The Oil and Gas Situation: Reviewing 6 Predictions
As Q1 2019 comes to a close, it is time to review the status of some predictions I made here the day after Christmas for what we would see during the first half of 2019. Accurately gauging where the industry will be several months into the future is always a crap shoot, and as usual, I find myself feeling glad I didn’t go out and bet the farm on any of these.
First, let’s look at what I had to say about the domestic rig count as calculated by the folks at DrillingInfo:
…my first prediction is that we will see a gradual fall in the domestic U.S. rig count throughout the first half of 2019. Indeed, the DrillingInfo Daily Rig Count already fell by about 3% during December, from 1160 to 1120 on December 25. I’m betting that, by June 30, that measure will be below 1050…
This particular count finished the quarter at 1049, after falling slowly but steadily throughout the first three months of the year. This represents a 9% drop since Christmas day, and there is no real reason to expect this trend to change during the second quarter, with so many upstream companies prioritizing stock buybacks and other programs designed to return capital to investors and lenders over the mad rush to increase production we saw throughout 2017 and the first 8 months of 2018.

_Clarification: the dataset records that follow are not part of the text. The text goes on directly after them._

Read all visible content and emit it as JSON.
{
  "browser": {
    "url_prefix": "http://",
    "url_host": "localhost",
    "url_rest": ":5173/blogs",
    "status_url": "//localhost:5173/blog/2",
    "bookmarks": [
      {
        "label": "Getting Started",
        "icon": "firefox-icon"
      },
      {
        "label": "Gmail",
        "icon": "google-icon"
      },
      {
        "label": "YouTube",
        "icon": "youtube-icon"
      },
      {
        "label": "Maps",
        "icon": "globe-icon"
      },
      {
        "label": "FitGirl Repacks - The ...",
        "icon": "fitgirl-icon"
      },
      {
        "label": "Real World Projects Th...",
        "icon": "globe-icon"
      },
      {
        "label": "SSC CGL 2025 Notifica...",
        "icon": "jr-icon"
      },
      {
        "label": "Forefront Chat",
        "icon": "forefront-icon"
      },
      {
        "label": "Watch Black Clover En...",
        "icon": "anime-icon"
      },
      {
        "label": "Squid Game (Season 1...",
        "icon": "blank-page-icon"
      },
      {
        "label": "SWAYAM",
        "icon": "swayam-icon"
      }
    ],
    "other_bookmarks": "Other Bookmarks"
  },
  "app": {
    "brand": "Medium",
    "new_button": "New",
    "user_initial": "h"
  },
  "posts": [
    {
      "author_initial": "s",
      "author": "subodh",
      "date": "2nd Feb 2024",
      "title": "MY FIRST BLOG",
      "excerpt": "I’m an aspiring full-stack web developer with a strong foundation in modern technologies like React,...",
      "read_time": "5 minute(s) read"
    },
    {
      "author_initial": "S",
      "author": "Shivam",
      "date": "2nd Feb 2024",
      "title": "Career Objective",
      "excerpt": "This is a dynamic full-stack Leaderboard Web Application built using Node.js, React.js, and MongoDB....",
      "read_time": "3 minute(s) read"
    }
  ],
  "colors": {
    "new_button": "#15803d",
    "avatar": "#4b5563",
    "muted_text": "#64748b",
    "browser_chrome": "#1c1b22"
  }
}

A reasonable updated guess would be that we will see the DrillingInfo count fall to right around 1000 by the time June 30 rolls around.
What about crude prices? Here’s what I predicted they would do in Q1:
…my second prediction is that the price for WTI will rise again, but will not exceed $60 during the first half of 2019.
As things turned out, I had the general direction of crude prices right, but underestimated how rapidly they would rise, as WTI closed at $60.14 in Friday’s trading. The basic market dynamics that advocated in December for what has been a 20% recovery in the WTI benchmark remain in place today. Global demand continues to rise more rapidly than all the experts thought it would at the first of the year, and the OPEC-plus nations still maintain pretty strong compliance with their export quotas.
Reinforcing those prevailing dynamics is the fact that U.S. production is not rising as rapidly thus far in 2019 as it did throughout 2018. In fact, the U.S. Energy Information Administration (EIA) announced on Friday that domestic production actually dropped slightly from December to January, the first such drop in month-to-month production in more than half a year. That sadly put the lie to my third prediction, that “the domestic oil and gas industry will continue to set new all-time production records in each of the first six months of 2019.”
If this is the start of a trend, with U.S. production growing at a slower pace as the rig count drops, it will put even more upward pressure on crude prices, obviously. This will be interesting to watch as we enter the time of year when producers are forming up their drilling budgets for the second half of the year.
My next prediction had to do with the booming Permian Basin and its transportation bottleneck:
…my fourth prediction is a no-brainer: The current pipeline capacity bottleneck coming out of the Permian Basin will be resolved by the third quarter of 2019. By the end of 2020, the region will enjoy a significant surplus of pipeline capacity.
In reality, that bottleneck has already been significantly resolved, and we have seen the spread between WTI and the Brent crude price narrow fairly dramatically. After reaching almost $10/bbl, that differential had closed to a little more than $7/bbl as of Friday. We should see it narrow even further as more Permian takeaway capacity comes online over the remainder of 2019.
My fifth prediction in December was a complete no-brainer:
…natural gas prices, after a brief run-up over $4.50/mmbtu in November, will fall back down below $3.00/mmbtu early in 2019 and stay there. I include this one only so that I can be assured of getting at least one prediction right.
The NYMEX benchmark for domestic natural gas closed at $2.66 on Friday, with no real reason to expect it to move significantly in either direction in the coming months. Ugh.
My final prediction from that December 26 piece was that I would inevitably find myself back here on June 30, feeling highly embarrassed about several of the predictions. Three months into the year, it seems I’ve gauged the general direction of the market pretty accurately, but underestimated how rapidly it would change. I’m ok with that.